Synthesis of telomerase inhibitors based on polyoxazoles

• Main Author: Saadi, Mona
• Published: University College London (University of London) 2007
• Subjects: 547.59
• Online Access: http://ethos.bl.uk/OrderDetails.do?uin=uk.bl.ethos.498507

This thesis focuses on the synthesis of compounds expected to inhibit telomerase and provide potential for the treatment of cancer. Telomerase is a reverse transcriptase enzyme, which codes for telomeres and define the ends of chromosomes. Abnormal telomerase activity occurs in 85% of cancer cells and consequently has gained considerable interest as a target for cancer therapy. A natural product known as telomestatin can target G-quadruplexes and is shown to be very potent with activity at 5 nM. The aim of this thesis was to synthesise analogues of Telomestatin which contain a polyoxazole macrocycle. Chapter 1 discusses the enzyme telomerase and describes compounds which are able to inhibit its activity a literature survey on 2, 4-disubstituted oxazole chemistry is also described. Chapter 2 describes the attempted synthesis of a dipyridyltrisoxazole and a dipyridyl macrocycle. The synthetic approach involved the Hantzsch method to form oxazoles from amides and bromoketone. The Hantzsch method proved largely ineffective for obtaining the required oxazoles.
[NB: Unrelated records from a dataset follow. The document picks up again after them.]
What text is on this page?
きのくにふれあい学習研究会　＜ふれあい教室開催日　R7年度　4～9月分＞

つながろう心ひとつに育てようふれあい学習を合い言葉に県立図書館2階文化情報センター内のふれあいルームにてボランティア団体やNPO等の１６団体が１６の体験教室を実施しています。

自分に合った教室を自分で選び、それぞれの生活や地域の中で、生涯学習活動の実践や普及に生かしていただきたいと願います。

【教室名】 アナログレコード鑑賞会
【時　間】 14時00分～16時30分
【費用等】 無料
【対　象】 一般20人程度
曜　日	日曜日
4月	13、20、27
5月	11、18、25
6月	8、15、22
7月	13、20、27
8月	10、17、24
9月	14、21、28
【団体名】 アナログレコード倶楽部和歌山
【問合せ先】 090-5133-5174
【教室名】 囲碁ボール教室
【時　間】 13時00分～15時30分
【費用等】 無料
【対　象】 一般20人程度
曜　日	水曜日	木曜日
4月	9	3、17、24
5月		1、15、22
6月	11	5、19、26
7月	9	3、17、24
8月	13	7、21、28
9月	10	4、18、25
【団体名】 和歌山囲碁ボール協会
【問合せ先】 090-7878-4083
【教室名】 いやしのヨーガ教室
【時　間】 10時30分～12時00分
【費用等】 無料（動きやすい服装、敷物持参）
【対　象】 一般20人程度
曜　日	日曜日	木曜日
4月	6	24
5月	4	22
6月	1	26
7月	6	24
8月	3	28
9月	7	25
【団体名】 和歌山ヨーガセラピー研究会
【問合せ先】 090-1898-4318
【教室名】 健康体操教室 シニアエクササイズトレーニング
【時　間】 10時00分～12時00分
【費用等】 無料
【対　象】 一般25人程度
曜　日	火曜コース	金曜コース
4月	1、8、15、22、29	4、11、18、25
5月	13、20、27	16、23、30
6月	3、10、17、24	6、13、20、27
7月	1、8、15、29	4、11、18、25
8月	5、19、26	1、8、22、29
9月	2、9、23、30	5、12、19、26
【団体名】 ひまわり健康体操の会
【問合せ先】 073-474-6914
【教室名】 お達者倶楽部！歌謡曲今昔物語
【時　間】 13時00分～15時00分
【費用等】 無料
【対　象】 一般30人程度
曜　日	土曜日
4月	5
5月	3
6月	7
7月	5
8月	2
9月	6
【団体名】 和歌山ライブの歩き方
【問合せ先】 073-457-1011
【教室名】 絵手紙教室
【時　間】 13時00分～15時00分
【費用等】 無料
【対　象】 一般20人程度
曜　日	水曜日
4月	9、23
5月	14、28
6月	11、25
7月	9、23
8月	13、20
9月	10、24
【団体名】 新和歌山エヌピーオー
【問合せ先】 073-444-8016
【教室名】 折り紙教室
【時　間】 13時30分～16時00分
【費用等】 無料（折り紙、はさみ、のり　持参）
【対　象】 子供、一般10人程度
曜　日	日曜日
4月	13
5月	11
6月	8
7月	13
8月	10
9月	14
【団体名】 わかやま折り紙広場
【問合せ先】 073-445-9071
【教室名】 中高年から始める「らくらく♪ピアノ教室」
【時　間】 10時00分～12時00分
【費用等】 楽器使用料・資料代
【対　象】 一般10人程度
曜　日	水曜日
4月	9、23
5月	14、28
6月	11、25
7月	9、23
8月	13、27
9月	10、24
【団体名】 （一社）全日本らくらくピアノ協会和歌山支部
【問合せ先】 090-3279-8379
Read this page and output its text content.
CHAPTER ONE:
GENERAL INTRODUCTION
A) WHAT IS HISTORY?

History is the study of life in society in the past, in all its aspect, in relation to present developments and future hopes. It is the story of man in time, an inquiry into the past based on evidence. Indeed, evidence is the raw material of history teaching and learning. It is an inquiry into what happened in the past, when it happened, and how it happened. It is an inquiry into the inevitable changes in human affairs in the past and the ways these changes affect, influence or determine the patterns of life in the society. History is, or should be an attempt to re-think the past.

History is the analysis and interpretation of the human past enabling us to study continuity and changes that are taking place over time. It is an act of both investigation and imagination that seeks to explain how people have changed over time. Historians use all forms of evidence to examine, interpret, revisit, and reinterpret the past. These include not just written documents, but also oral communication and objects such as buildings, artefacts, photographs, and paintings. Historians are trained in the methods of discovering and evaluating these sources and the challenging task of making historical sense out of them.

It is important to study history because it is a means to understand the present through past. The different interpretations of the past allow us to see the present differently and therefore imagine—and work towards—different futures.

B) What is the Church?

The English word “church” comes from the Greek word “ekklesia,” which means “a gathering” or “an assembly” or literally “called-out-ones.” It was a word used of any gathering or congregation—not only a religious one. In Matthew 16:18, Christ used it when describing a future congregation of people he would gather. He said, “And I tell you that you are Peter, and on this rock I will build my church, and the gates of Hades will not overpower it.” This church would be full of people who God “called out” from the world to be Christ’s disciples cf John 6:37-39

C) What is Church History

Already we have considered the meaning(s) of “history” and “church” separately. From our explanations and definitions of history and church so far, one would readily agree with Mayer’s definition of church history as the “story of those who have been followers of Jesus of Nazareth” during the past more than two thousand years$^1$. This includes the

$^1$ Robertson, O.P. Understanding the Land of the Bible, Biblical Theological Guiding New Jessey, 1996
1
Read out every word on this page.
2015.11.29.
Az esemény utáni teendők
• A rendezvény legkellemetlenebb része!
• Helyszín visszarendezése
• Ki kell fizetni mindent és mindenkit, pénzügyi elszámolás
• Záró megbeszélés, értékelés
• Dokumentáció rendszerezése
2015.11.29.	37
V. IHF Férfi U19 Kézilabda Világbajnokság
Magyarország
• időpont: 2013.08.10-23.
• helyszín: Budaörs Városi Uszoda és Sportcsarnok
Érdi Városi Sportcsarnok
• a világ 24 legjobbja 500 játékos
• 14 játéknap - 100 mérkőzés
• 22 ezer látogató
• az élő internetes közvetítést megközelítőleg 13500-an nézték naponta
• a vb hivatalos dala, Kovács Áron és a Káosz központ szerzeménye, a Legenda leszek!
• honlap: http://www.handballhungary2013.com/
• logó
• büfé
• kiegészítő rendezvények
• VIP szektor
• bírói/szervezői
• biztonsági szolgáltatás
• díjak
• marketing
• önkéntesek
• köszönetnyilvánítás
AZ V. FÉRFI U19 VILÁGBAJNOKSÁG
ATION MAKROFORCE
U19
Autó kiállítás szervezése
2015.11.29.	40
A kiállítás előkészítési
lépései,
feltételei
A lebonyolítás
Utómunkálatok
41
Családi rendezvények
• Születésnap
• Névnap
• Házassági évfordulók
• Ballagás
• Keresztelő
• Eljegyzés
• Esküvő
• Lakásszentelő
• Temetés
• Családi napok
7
A second approach involving the Willams-Wipf reaction was carried out to synthesise oxazoles. The procedure involved the cyclisation of L-serine methylester derived compounds with diethylaminosulfur trifluoride, followed by an oxidation reaction with 1,8- diazabicyclo 5.4.0 undec-7-ene and bromotrichloromethane. The Williams-Wipf approach helped to synthesise the half fragment required for the macrocycle. Chapter 3 involved the synthesis of a tetraoxazolylbipyridyl system. The Williams-Wipf approach was successful in delivering the half fragment of the desired system. However, the palladium cross coupling was ineffective in forming the tetraoxazolylbipyridyl system. Chapter 4 the aim was to synthesise a symmetrical octaoxazole ring system. The Willams-Wipf approach helped to develop the core structure to telomestatin which consists of five consecutive oxazole rings. A novel hepta oxazolyl ring system was also synthesised however, owing to insolubility of key intermediates the desired target could not be made.